En cas de crise majeure, les investisseurs se réfugient généralement vers les valeurs jugées « sûres » comme le franc suisse, l’or ou le dollar. Mais avec le nouveau président Donald Trump et la politique monétaire américaine, le billet vert a perdu de sa superbe, notamment face à l’euro.
Ainsi après le tir d’un missile nord-coréen au-dessus du Japon mardi, événement pouvant potentiellement déclencher un conflit d’importance, la monnaie unique européenne s’est hissée au-dessus du seuil symbolique des 1,20 dollar pour la première fois depuis janvier 2015.
« Au même titre que les bons du Trésor américain, le billet vert est généralement considéré comme une valeur sûre. Mais personne ne veut vraiment posséder du dollar actuellement », a relevé Brad Bechtel, responsable marché des changes chez Jefferies.
En cause selon lui, « le manque de confiance dans l’administration américaine » et « le fait que la Réserve fédérale (Fed) a clairement montré qu’elle n’était pas pressée de relever les taux d’intérêt rapidement ».
Le dollar avait profité fin 2016 des promesses de réformes économiques du candidat Donald Trump. Or le président éprouve de plus en plus de difficultés à faire adopter la moindre mesure.

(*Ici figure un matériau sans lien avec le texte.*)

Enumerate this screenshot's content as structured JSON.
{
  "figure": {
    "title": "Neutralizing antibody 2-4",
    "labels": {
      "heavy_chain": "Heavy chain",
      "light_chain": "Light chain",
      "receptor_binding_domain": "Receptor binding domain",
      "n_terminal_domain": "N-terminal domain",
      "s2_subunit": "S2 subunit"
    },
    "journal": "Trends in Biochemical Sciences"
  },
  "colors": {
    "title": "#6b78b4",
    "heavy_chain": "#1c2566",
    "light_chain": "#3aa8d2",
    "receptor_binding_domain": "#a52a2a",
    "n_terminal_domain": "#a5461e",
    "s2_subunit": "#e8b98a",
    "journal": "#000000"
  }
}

Même si la croissance économique reste de bonne tenue, l’inflation peine à redémarrer et la Fed hésite à faire remonter les taux d’intérêt une nouvelle fois cette année, une mesure qui profiterait au dollar.
Les cambistes ont ainsi été très déçus quand la présidente de la Fed Janet Yellen a soigneusement évité la semaine dernière lors d’un séminaire à Jackson Hole de donner tout détail sur l’évolution de la politique monétaire des Etats-Unis.
– L’UE inspire confiance –
L’euro parallèlement attire de plus en plus d’investisseurs.
Grâce à la politique monétaire très accommodante de la Banque centrale européenne (BCE), les taux d’intérêt restent très faibles, voire négatifs, dans la zone euro.
Aussi la monnaie unique « est devenue, comme le yen et le franc suisse, une monnaie de financement pour les opérations spéculatives sur les écarts de rendement (carry trade) », a indiqué Greg Anderson de BMO.
Les investisseurs empruntent à moindre coût l’euro et utilisent les fonds pour financer d’autres investissements aux rendements plus élevés.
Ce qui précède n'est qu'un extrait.